WARN  [pool-3-thread-6] 08:45:01,740 org.apache.tika.parser.microsoft.AbstractPOIFSExtractor Ignoring unexpected exception while parsing summary entry DOCUMENTSUMMARYINFORMATION
org.apache.poi.util.RecordFormatException: Tried to allocate an array of length 743,564, but the maximum length for this record type is 100,000.
If the file is not corrupt and not large, please open an issue on bugzilla to request 
increasing the maximum allowable size for this record type.

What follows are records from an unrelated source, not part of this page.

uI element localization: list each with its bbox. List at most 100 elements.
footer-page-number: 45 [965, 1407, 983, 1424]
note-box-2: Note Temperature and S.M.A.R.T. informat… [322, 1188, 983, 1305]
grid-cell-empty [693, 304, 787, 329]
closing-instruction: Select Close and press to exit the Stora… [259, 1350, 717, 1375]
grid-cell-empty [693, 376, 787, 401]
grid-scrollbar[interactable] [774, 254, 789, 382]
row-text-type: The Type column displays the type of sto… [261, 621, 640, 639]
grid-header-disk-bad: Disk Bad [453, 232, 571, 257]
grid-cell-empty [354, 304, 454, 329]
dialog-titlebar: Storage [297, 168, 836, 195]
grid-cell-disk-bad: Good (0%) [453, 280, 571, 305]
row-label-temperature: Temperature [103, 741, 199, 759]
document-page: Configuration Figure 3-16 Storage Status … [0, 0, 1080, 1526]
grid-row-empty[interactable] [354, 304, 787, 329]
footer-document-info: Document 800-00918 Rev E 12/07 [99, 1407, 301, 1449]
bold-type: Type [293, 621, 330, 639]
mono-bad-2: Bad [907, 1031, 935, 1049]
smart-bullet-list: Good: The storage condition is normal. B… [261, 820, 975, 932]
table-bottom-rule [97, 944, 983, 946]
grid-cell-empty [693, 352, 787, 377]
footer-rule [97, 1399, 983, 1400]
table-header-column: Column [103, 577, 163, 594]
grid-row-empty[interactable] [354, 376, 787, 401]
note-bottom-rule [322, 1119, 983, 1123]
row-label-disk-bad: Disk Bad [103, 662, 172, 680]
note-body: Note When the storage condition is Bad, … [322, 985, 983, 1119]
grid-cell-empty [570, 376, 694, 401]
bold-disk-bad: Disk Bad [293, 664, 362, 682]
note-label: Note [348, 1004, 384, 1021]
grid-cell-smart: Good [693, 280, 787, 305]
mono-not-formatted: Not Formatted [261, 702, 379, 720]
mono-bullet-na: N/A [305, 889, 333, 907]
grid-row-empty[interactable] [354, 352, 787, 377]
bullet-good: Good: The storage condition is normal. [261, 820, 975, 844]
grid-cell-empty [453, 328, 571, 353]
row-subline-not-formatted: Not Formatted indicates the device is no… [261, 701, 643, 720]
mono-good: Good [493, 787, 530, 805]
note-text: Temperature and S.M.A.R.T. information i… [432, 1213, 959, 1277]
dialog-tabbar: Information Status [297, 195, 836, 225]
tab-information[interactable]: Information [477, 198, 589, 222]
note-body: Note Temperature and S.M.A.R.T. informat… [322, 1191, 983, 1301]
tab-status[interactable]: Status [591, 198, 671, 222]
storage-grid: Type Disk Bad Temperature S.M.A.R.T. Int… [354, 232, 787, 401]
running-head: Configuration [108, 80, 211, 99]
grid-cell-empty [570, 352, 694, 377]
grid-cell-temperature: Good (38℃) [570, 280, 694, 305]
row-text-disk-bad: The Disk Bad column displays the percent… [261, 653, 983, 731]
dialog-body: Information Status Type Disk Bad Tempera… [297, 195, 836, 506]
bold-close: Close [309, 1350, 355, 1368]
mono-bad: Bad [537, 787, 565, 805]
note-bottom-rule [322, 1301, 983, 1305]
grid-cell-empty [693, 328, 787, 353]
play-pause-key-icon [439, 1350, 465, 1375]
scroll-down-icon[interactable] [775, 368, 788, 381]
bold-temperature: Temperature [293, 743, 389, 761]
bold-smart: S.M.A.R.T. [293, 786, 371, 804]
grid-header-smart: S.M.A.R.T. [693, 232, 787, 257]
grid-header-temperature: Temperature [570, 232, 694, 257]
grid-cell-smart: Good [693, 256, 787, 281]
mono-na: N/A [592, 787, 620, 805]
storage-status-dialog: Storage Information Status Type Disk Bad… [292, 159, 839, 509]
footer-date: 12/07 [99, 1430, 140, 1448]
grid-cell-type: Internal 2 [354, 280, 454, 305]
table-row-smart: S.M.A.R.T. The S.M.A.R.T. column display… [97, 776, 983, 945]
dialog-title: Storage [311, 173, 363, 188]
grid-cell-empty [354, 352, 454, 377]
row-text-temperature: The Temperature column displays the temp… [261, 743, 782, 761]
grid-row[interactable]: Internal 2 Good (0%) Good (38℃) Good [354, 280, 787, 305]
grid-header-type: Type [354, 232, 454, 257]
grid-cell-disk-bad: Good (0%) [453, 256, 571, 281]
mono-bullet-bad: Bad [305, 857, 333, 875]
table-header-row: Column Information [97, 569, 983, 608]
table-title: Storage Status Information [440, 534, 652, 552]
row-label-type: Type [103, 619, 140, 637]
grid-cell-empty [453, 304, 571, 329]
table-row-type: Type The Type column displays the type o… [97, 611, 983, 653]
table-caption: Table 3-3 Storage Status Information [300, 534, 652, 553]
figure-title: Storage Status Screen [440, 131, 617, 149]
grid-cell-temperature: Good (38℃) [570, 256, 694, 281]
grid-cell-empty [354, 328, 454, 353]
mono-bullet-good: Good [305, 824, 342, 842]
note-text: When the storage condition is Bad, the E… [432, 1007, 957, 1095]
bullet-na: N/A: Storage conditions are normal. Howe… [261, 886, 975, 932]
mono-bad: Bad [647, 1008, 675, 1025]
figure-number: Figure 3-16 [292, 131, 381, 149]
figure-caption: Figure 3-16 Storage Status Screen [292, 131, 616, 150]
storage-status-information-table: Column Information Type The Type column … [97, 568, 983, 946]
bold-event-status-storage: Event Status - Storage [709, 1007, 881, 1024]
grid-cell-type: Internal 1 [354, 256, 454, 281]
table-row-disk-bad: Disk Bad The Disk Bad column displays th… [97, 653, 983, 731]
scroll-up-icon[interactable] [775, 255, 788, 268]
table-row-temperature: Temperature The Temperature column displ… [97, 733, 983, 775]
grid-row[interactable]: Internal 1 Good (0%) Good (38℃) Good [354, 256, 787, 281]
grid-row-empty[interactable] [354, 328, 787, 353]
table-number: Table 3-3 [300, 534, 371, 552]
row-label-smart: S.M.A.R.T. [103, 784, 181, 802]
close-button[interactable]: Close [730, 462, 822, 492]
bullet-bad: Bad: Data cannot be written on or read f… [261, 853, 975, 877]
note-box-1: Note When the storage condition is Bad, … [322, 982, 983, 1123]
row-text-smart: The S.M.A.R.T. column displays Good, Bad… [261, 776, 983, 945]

You can set a higher override value with IOUtils.setByteArrayMaxOverride()
	at org.apache.poi.util.IOUtils.throwRFE(IOUtils.java:596) ~[tika-app-3.0.0-SNAPSHOT.jar:3.0.0-SNAPSHOT]
	at org.apache.poi.util.IOUtils.checkLength(IOUtils.java:281) ~[tika-app-3.0.0-SNAPSHOT.jar:3.0.0-SNAPSHOT]

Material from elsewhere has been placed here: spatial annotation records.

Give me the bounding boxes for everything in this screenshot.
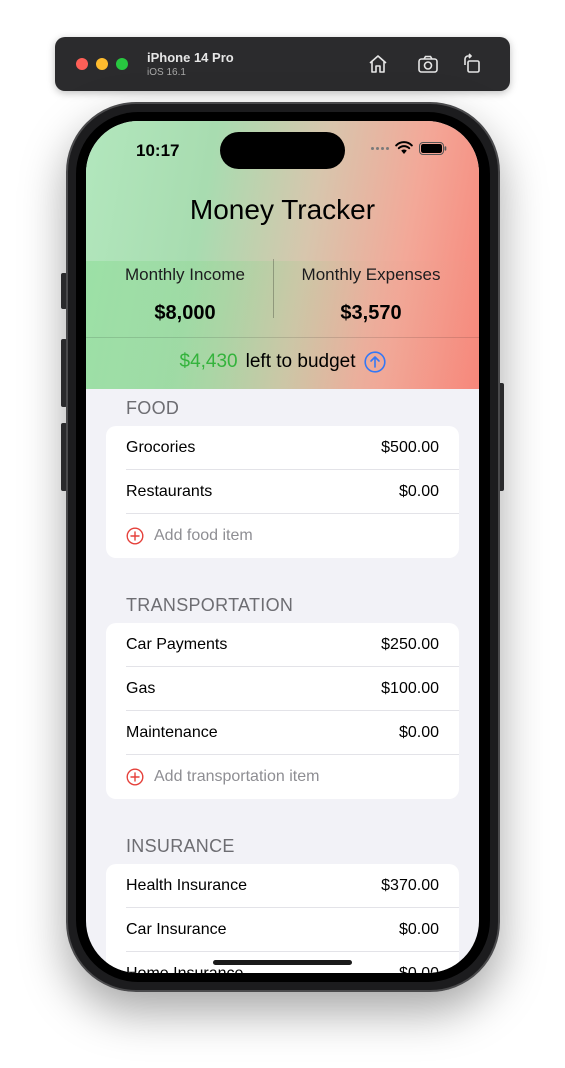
close-window-button[interactable] xyxy=(76,58,88,70)
os-version: iOS 16.1 xyxy=(147,67,186,78)
item-amount: $0.00 xyxy=(399,965,439,973)
income-label: Monthly Income xyxy=(125,265,245,284)
device-name: iPhone 14 Pro xyxy=(147,50,234,65)
screenshot-icon xyxy=(418,55,438,73)
section-header-food: FOOD xyxy=(126,398,180,418)
screenshot-button[interactable] xyxy=(416,52,440,76)
section-card-food: Grocories $500.00 Restaurants $0.00 Add … xyxy=(106,426,459,558)
rotate-icon xyxy=(464,53,480,73)
dynamic-island xyxy=(220,132,345,169)
item-amount: $0.00 xyxy=(398,921,439,938)
status-icons xyxy=(371,141,447,155)
battery-icon xyxy=(419,141,447,155)
add-transportation-item-button[interactable]: Add transportation item xyxy=(106,755,459,799)
add-food-item-button[interactable]: Add food item xyxy=(106,514,459,558)
add-item-label: Add food item xyxy=(154,527,253,544)
section-card-insurance: Health Insurance $370.00 Car Insurance $… xyxy=(106,864,459,973)
rotate-button[interactable] xyxy=(460,52,484,76)
item-name: Car Insurance xyxy=(126,921,227,938)
add-item-label: Add transportation item xyxy=(154,768,320,785)
home-icon xyxy=(369,55,387,73)
item-name: Restaurants xyxy=(126,483,213,500)
item-amount: $250.00 xyxy=(381,636,439,653)
budget-text: left to budget xyxy=(245,351,356,372)
list-item[interactable]: Health Insurance $370.00 xyxy=(106,864,459,908)
simulator-title-bar: iPhone 14 Pro iOS 16.1 xyxy=(55,37,510,91)
plus-circle-icon xyxy=(126,527,144,545)
item-name: Maintenance xyxy=(126,724,218,741)
item-amount: $100.00 xyxy=(381,680,439,697)
income-value: $8,000 xyxy=(154,302,216,324)
section-card-transportation: Car Payments $250.00 Gas $100.00 Mainten… xyxy=(106,623,459,799)
list-item[interactable]: Restaurants $0.00 xyxy=(106,470,459,514)
list-item[interactable]: Car Payments $250.00 xyxy=(106,623,459,667)
item-name: Grocories xyxy=(126,439,196,456)
list-item[interactable]: Gas $100.00 xyxy=(106,667,459,711)
item-name: Home Insurance xyxy=(126,965,243,973)
item-amount: $0.00 xyxy=(398,724,439,741)
zoom-window-button[interactable] xyxy=(116,58,128,70)
budget-amount: $4,430 xyxy=(179,351,238,372)
item-amount: $0.00 xyxy=(398,483,439,500)
header-divider xyxy=(86,337,479,338)
minimize-window-button[interactable] xyxy=(96,58,108,70)
home-indicator[interactable] xyxy=(213,960,352,965)
item-amount: $500.00 xyxy=(381,439,439,456)
budget-summary: $4,430 left to budget xyxy=(86,351,479,373)
item-amount: $370.00 xyxy=(381,877,439,894)
expenses-value: $3,570 xyxy=(340,302,402,324)
plus-circle-icon xyxy=(126,768,144,786)
list-item[interactable]: Car Insurance $0.00 xyxy=(106,908,459,952)
home-button[interactable] xyxy=(366,52,390,76)
item-name: Health Insurance xyxy=(126,877,247,894)
status-time: 10:17 xyxy=(136,141,180,160)
section-header-transportation: TRANSPORTATION xyxy=(126,595,294,615)
expenses-label: Monthly Expenses xyxy=(301,265,441,284)
arrow-up-circle-icon[interactable] xyxy=(363,351,386,373)
section-header-insurance: INSURANCE xyxy=(126,836,235,856)
signal-dots-icon xyxy=(371,146,389,150)
list-item[interactable]: Grocories $500.00 xyxy=(106,426,459,470)
phone-screen: 10:17 Money Tracker Monthly Income $8,00… xyxy=(86,121,479,973)
wifi-icon xyxy=(395,141,413,154)
app-title: Money Tracker xyxy=(189,194,376,225)
list-item[interactable]: Maintenance $0.00 xyxy=(106,711,459,755)
item-name: Car Payments xyxy=(126,636,228,653)
item-name: Gas xyxy=(126,680,156,697)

	at org.apache.poi.util.IOUtils.safelyAllocateCheck(IOUtils.java:560) ~[tika-app-3.0.0-SNAPSHOT.jar:3.0.0-SNAPSHOT]
	at org.apache.poi.util.IOUtils.safelyAllocate(IOUtils.java:546) ~[tika-app-3.0.0-SNAPSHOT.jar:3.0.0-SNAPSHOT]
	at org.apache.poi.hpsf.VariantSupport.read(VariantSupport.java:255) ~[tika-app-3.0.0-SNAPSHOT.jar:3.0.0-SNAPSHOT]
	at org.apache.poi.hpsf.Property.<init>(Property.java:182) ~[tika-app-3.0.0-SNAPSHOT.jar:3.0.0-SNAPSHOT]
	at org.apache.poi.hpsf.Section.<init>(Section.java:240) ~[tika-app-3.0.0-SNAPSHOT.jar:3.0.0-SNAPSHOT]
	at org.apache.poi.hpsf.PropertySet.init(PropertySet.java:493) ~[tika-app-3.0.0-SNAPSHOT.jar:3.0.0-SNAPSHOT]
	at org.apache.poi.hpsf.PropertySet.<init>(PropertySet.java:194) ~[tika-app-3.0.0-SNAPSHOT.jar:3.0.0-SNAPSHOT]
	at org.apache.tika.parser.microsoft.SummaryExtractor.parseSummaryEntryIfExists(SummaryExtractor.java:116) [tika-app-3.0.0-SNAPSHOT.jar:3.0.0-SNAPSHOT]
	at org.apache.tika.parser.microsoft.SummaryExtractor.parseSummaries(SummaryExtractor.java:97) [tika-app-3.0.0-SNAPSHOT.jar:3.0.0-SNAPSHOT]
	at org.apache.tika.parser.microsoft.OfficeParser.parse(OfficeParser.java:211) [tika-app-3.0.0-SNAPSHOT.jar:3.0.0-SNAPSHOT]
	at org.apache.tika.parser.microsoft.OfficeParser.parse(OfficeParser.java:183) [tika-app-3.0.0-SNAPSHOT.jar:3.0.0-SNAPSHOT]
Comment 4 Dominik Stadler 2024-02-25 19:17:41 UTC
FYI, this uses CodePageString#getMaxRecordLength(), so CodePageString#setMaxRecordLength() can be used to allow more in case it is really needed. 

Also the generic IOUtils.setByteArrayMaxOverride() can already be used to provide a global higher value.